Die Verlogenheit der deutschen Energiedebatte hat in dieser Woche einen neuen Spitzenwert erreicht. Weil die Ökostromumlage für private Haushalte Anfang 2013 auf knapp 5,3 Cent je Kilowattstunde steigt, holen die Gegner der Energiewende zum großen Gegenschlag aus. Stromkonzerne malen Horrorszenarien an die Wand, das Trommelfeuer gegen die Förderung regenerativer Energien zeigt Wirkung. Inzwischen hat sich in den Köpfen vieler Bürger die Vorstellung festgesetzt, allein die Förderung von Sonne, Wind und Biomasse sei schuld an den steigenden Strompreisen. Die Wahrheit ist freilich komplizierter.

Richtig ist, dass der Abschied von Atomkraft und fossilen Energieträgern viel Geld kostet. Vor allem in der Umstiegsphase sind hohe Investitionen in neue Kraftwerke und Netze nötig. Die Erneuerbaren sind tatsächlich für die Hälfte des Strompreisanstiegs in den letzten zehn Jahre verantwortlich. Vieles wurde dabei von der Politik falsch angefasst, Sonnenenergie lange zu üppig, Energiesparen zu wenig gefördert.
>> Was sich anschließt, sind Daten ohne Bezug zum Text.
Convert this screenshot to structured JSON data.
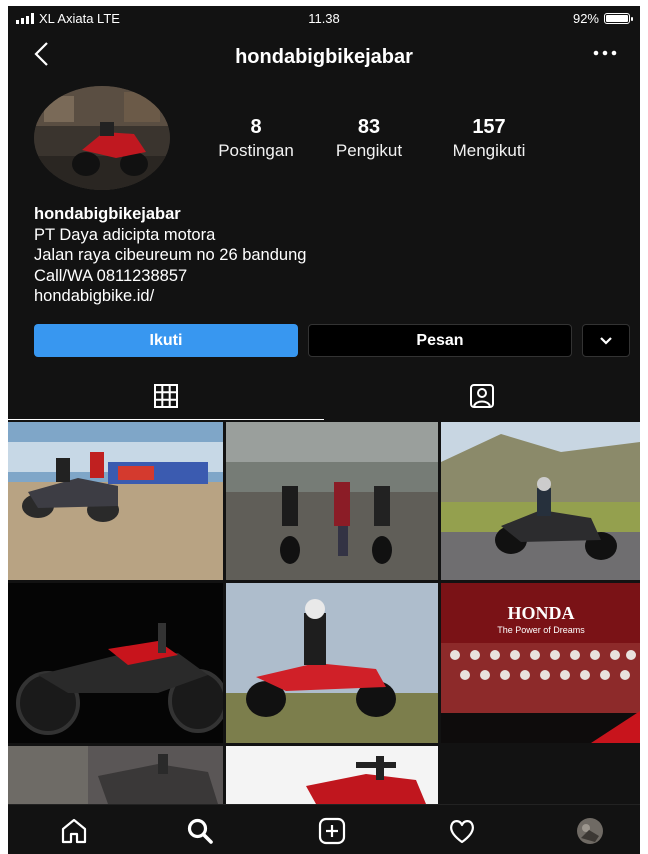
{
  "status_bar": {
    "carrier": "XL Axiata LTE",
    "time": "11.38",
    "battery": "92%",
    "battery_level": 0.92
  },
  "header": {
    "username": "hondabigbikejabar",
    "back_icon": "chevron-left-icon",
    "more_icon": "more-horizontal-icon"
  },
  "stats": [
    {
      "value": "8",
      "label": "Postingan"
    },
    {
      "value": "83",
      "label": "Pengikut"
    },
    {
      "value": "157",
      "label": "Mengikuti"
    }
  ],
  "bio": {
    "name": "hondabigbikejabar",
    "line1": "PT Daya adicipta motora",
    "line2": "Jalan raya cibeureum no 26 bandung",
    "line3": "Call/WA 0811238857",
    "link": "hondabigbike.id/"
  },
  "actions": {
    "follow": "Ikuti",
    "message": "Pesan",
    "dropdown_icon": "chevron-down-icon",
    "follow_color": "#3897f0"
  },
  "tabs": [
    {
      "icon": "grid-icon",
      "active": true
    },
    {
      "icon": "tagged-person-icon",
      "active": false
    }
  ],
  "posts": [
    {
      "description": "riders on sand beach with banners"
    },
    {
      "description": "group with motorcycles on road"
    },
    {
      "description": "rider on motorcycle in hills"
    },
    {
      "description": "red cruiser motorcycle on black background"
    },
    {
      "description": "rider on adventure motorcycle"
    },
    {
      "description": "group photo with honda banner",
      "banner_title": "HONDA",
      "banner_subtitle": "The Power of Dreams"
    },
    {
      "description": "grey motorcycle close-up"
    },
    {
      "description": "red touring motorcycle close-up"
    }
  ],
  "bottom_nav": [
    {
      "icon": "home-icon"
    },
    {
      "icon": "search-icon"
    },
    {
      "icon": "add-post-icon"
    },
    {
      "icon": "heart-icon"
    },
    {
      "icon": "profile-avatar-icon"
    }
  ]
}
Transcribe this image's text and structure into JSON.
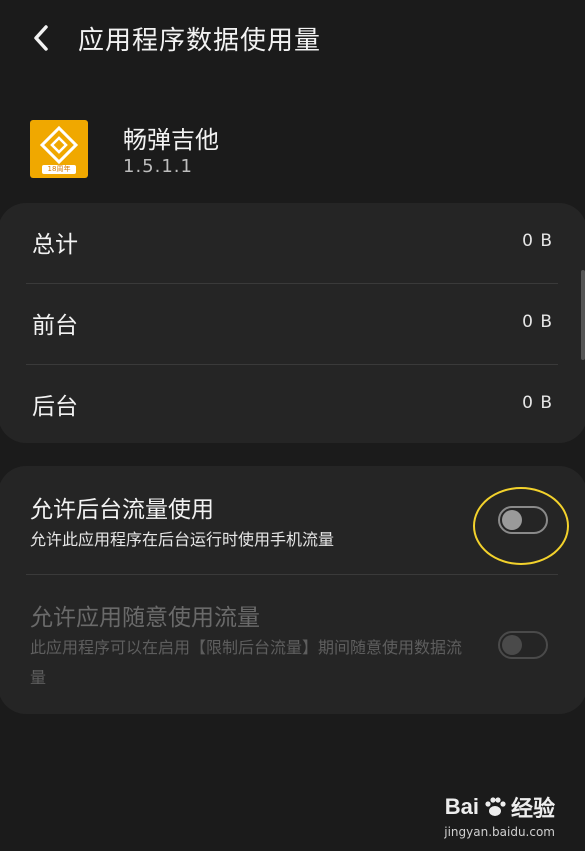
{
  "header": {
    "title": "应用程序数据使用量"
  },
  "app": {
    "name": "畅弹吉他",
    "version": "1.5.1.1",
    "badge": "18周年"
  },
  "usage": {
    "rows": [
      {
        "label": "总计",
        "value": "0 B"
      },
      {
        "label": "前台",
        "value": "0 B"
      },
      {
        "label": "后台",
        "value": "0 B"
      }
    ]
  },
  "settings": {
    "background_data": {
      "title": "允许后台流量使用",
      "description": "允许此应用程序在后台运行时使用手机流量",
      "enabled": false
    },
    "unrestricted_data": {
      "title": "允许应用随意使用流量",
      "description": "此应用程序可以在启用【限制后台流量】期间随意使用数据流量",
      "enabled": false,
      "available": false
    }
  },
  "watermark": {
    "brand_a": "Bai",
    "brand_b": "经验",
    "url": "jingyan.baidu.com"
  },
  "colors": {
    "background": "#1b1b1b",
    "card": "#252525",
    "highlight": "#f3d22c",
    "app_icon": "#f0a800"
  }
}
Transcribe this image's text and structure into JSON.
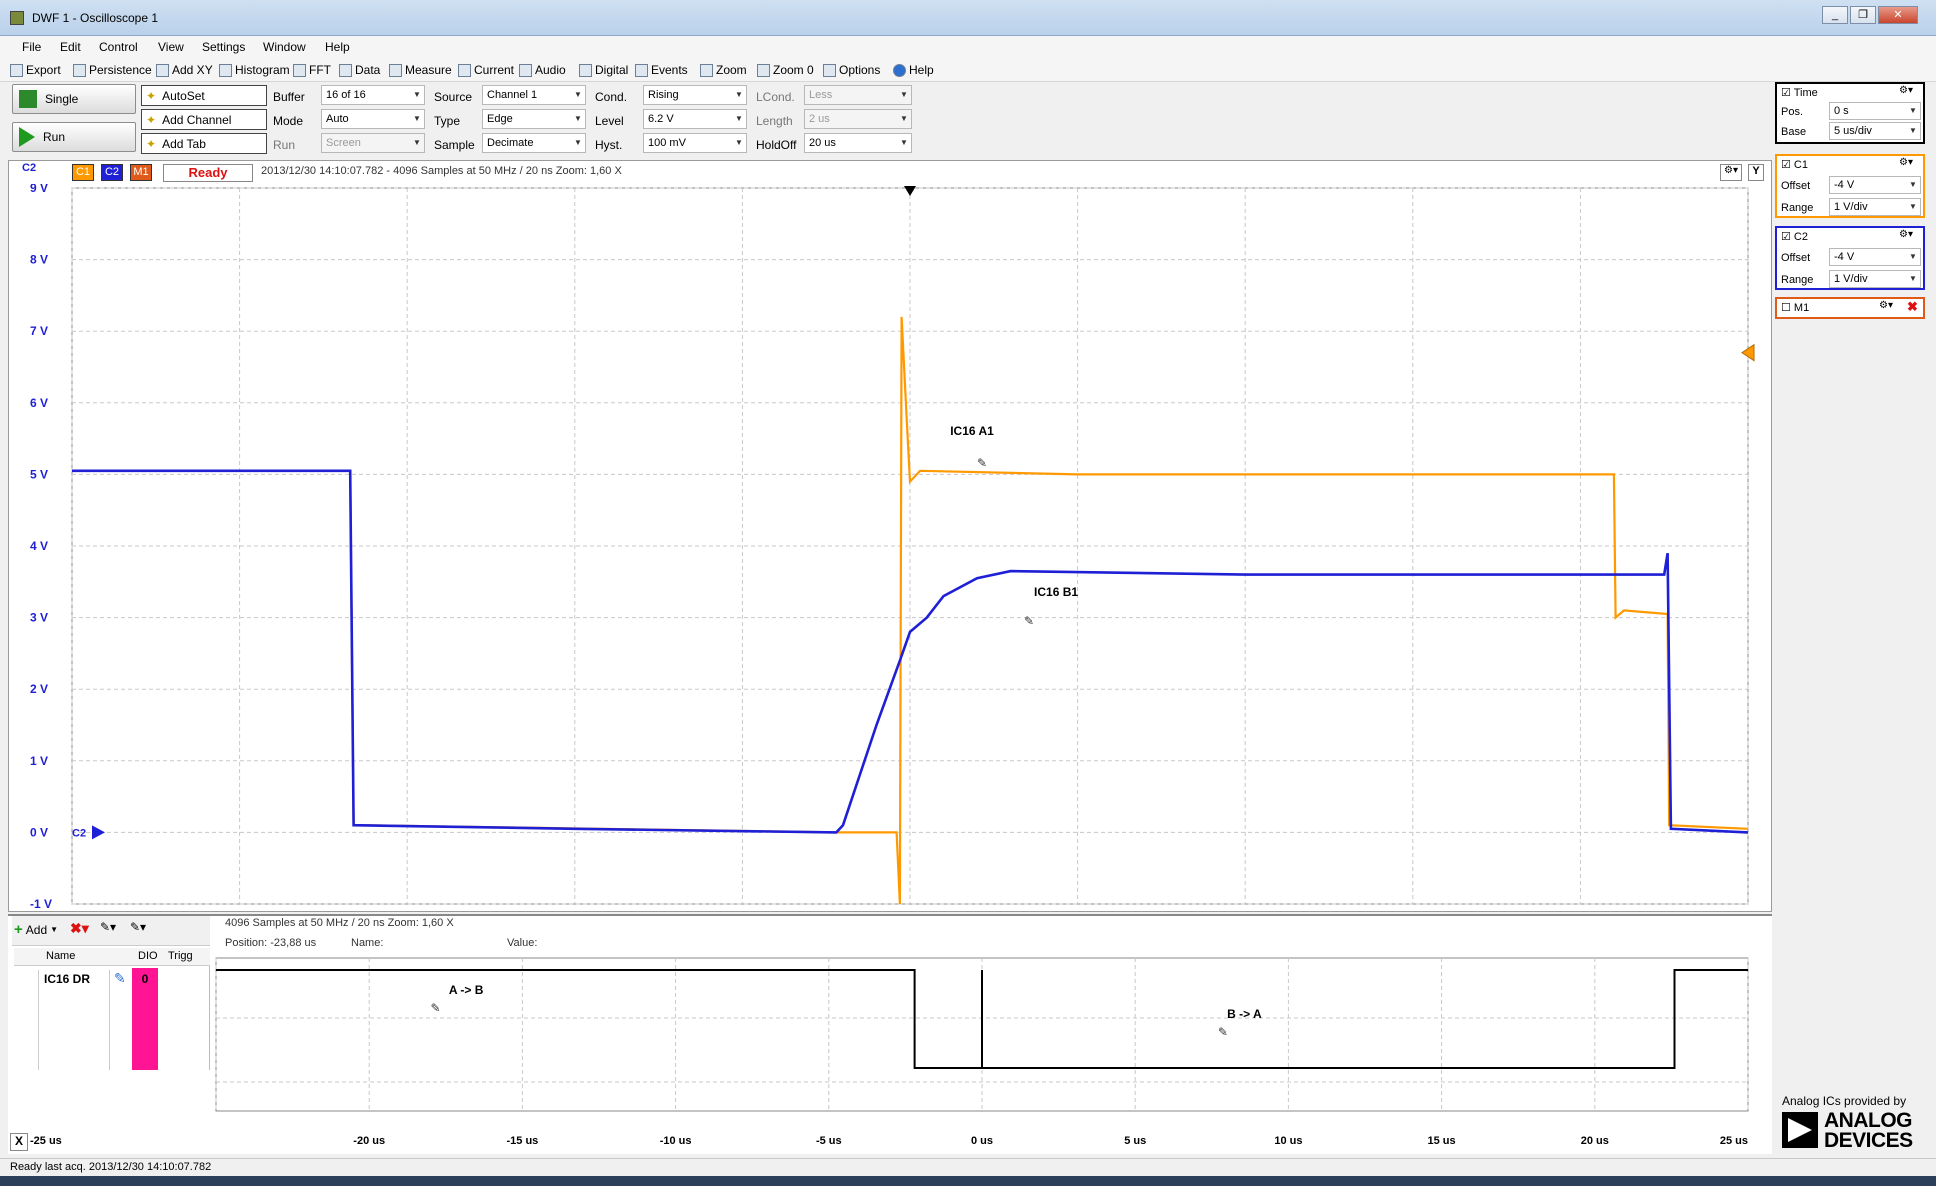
{
  "window": {
    "title": "DWF 1 - Oscilloscope 1"
  },
  "menu": [
    "File",
    "Edit",
    "Control",
    "View",
    "Settings",
    "Window",
    "Help"
  ],
  "toolbar": [
    "Export",
    "Persistence",
    "Add XY",
    "Histogram",
    "FFT",
    "Data",
    "Measure",
    "Current",
    "Audio",
    "Digital",
    "Events",
    "Zoom",
    "Zoom 0",
    "Options",
    "Help"
  ],
  "controls": {
    "single": "Single",
    "run": "Run",
    "autoset": "AutoSet",
    "add_channel": "Add Channel",
    "add_tab": "Add Tab",
    "buffer_label": "Buffer",
    "buffer_value": "16 of 16",
    "mode_label": "Mode",
    "mode_value": "Auto",
    "run_label": "Run",
    "run_value": "Screen",
    "source_label": "Source",
    "source_value": "Channel 1",
    "type_label": "Type",
    "type_value": "Edge",
    "sample_label": "Sample",
    "sample_value": "Decimate",
    "cond_label": "Cond.",
    "cond_value": "Rising",
    "level_label": "Level",
    "level_value": "6.2 V",
    "hyst_label": "Hyst.",
    "hyst_value": "100 mV",
    "lcond_label": "LCond.",
    "lcond_value": "Less",
    "length_label": "Length",
    "length_value": "2 us",
    "holdoff_label": "HoldOff",
    "holdoff_value": "20 us"
  },
  "status": {
    "channel_label": "C2",
    "c1": "C1",
    "c2": "C2",
    "m1": "M1",
    "ready": "Ready",
    "info": "2013/12/30  14:10:07.782 - 4096 Samples at 50 MHz / 20 ns Zoom: 1,60 X",
    "y_button": "Y"
  },
  "right_panel": {
    "time": {
      "title": "Time",
      "pos_label": "Pos.",
      "pos_value": "0 s",
      "base_label": "Base",
      "base_value": "5 us/div"
    },
    "c1": {
      "title": "C1",
      "offset_label": "Offset",
      "offset_value": "-4 V",
      "range_label": "Range",
      "range_value": "1 V/div"
    },
    "c2": {
      "title": "C2",
      "offset_label": "Offset",
      "offset_value": "-4 V",
      "range_label": "Range",
      "range_value": "1 V/div"
    },
    "m1": {
      "title": "M1"
    },
    "brand_line": "Analog ICs provided by",
    "brand1": "ANALOG",
    "brand2": "DEVICES"
  },
  "logic": {
    "add": "Add",
    "col_name": "Name",
    "col_dio": "DIO",
    "col_trigg": "Trigg",
    "channel_name": "IC16 DR",
    "channel_dio": "0",
    "info": "4096 Samples at 50 MHz / 20 ns Zoom: 1,60 X",
    "position": "Position: -23,88 us",
    "name_label": "Name:",
    "value_label": "Value:",
    "label_ab": "A -> B",
    "label_ba": "B -> A",
    "x_button": "X"
  },
  "bottom_status": "Ready last acq. 2013/12/30 14:10:07.782",
  "colors": {
    "c1": "#ff9900",
    "c2": "#1f1fd6",
    "m1": "#e05a1a",
    "dio": "#ff1493"
  },
  "chart_data": {
    "type": "line",
    "ylabels": [
      "9 V",
      "8 V",
      "7 V",
      "6 V",
      "5 V",
      "4 V",
      "3 V",
      "2 V",
      "1 V",
      "0 V",
      "-1 V"
    ],
    "yrange": [
      -1,
      9
    ],
    "xlabels": [
      "-25 us",
      "-20 us",
      "-15 us",
      "-10 us",
      "-5 us",
      "0 us",
      "5 us",
      "10 us",
      "15 us",
      "20 us",
      "25 us"
    ],
    "xrange": [
      -25,
      25
    ],
    "series": [
      {
        "name": "C1",
        "color": "#ff9900",
        "points": [
          [
            -25,
            5.05
          ],
          [
            -16.7,
            5.05
          ],
          [
            -16.6,
            0.1
          ],
          [
            -16.3,
            0.1
          ],
          [
            -2.2,
            0.0
          ],
          [
            -0.4,
            0.0
          ],
          [
            -0.3,
            -1
          ],
          [
            -0.25,
            7.2
          ],
          [
            -0.1,
            5.8
          ],
          [
            0,
            4.9
          ],
          [
            0.3,
            5.05
          ],
          [
            5,
            5.0
          ],
          [
            15,
            5.0
          ],
          [
            21,
            5.0
          ],
          [
            21.05,
            3.0
          ],
          [
            21.3,
            3.1
          ],
          [
            22.6,
            3.05
          ],
          [
            22.65,
            0.1
          ],
          [
            25,
            0.05
          ]
        ]
      },
      {
        "name": "C2",
        "color": "#1f1fd6",
        "points": [
          [
            -25,
            5.05
          ],
          [
            -16.7,
            5.05
          ],
          [
            -16.6,
            0.1
          ],
          [
            -10,
            0.05
          ],
          [
            -2.2,
            0.0
          ],
          [
            -2,
            0.1
          ],
          [
            -1,
            1.5
          ],
          [
            -0.3,
            2.4
          ],
          [
            0,
            2.8
          ],
          [
            0.5,
            3.0
          ],
          [
            1,
            3.3
          ],
          [
            2,
            3.55
          ],
          [
            3,
            3.65
          ],
          [
            10,
            3.6
          ],
          [
            20,
            3.6
          ],
          [
            22.5,
            3.6
          ],
          [
            22.6,
            3.9
          ],
          [
            22.7,
            0.05
          ],
          [
            25,
            0.0
          ]
        ]
      }
    ],
    "annotations": [
      "IC16 A1",
      "IC16 B1"
    ],
    "logic_series": {
      "name": "IC16 DR",
      "points": [
        [
          -25,
          1
        ],
        [
          -2.2,
          1
        ],
        [
          -2.2,
          0
        ],
        [
          0,
          0
        ],
        [
          0,
          1
        ],
        [
          0,
          0
        ],
        [
          22.6,
          0
        ],
        [
          22.6,
          1
        ],
        [
          25,
          1
        ]
      ]
    }
  }
}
Aber: Deshalb sollte man nicht die ganze Energiewende infrage stellen und allein den Erneuerbaren die Schuld für höhere Preise in die Schuhe schieben. Auch Gas und Kohle sind teurer geworden, die generösen Ausnahmeregeln für die Industrie zahlen Verbraucher und Kleinunternehmen. Deshalb ist es viel zu kurz gesprungen, wenn der Bundesumweltminister jetzt die Verbraucher zum Energiesparen aufruft und die Fördergesetze auf den Prüfstand stellen will. Das kann man machen, viel mehr als ein Ablenkungsmanöver vor der Bundestagswahl aber ist das nicht.

Viel wichtiger ist eine ehrliche Debatte darüber, wie die Kosten der Energiewende in Zukunft gerechter verteilt werden können. Die Industrie muss stärker ins Boot geholt werden, Geringverdiener, Hartz-IV-Empfänger und Verbraucher könnten entlastet werden. Für diese Debatte ist die Bundesregierung bislang nicht bereit – ihre Sorge um die armen Verbraucher darf man deshalb getrost als Heuchelei bezeichnen.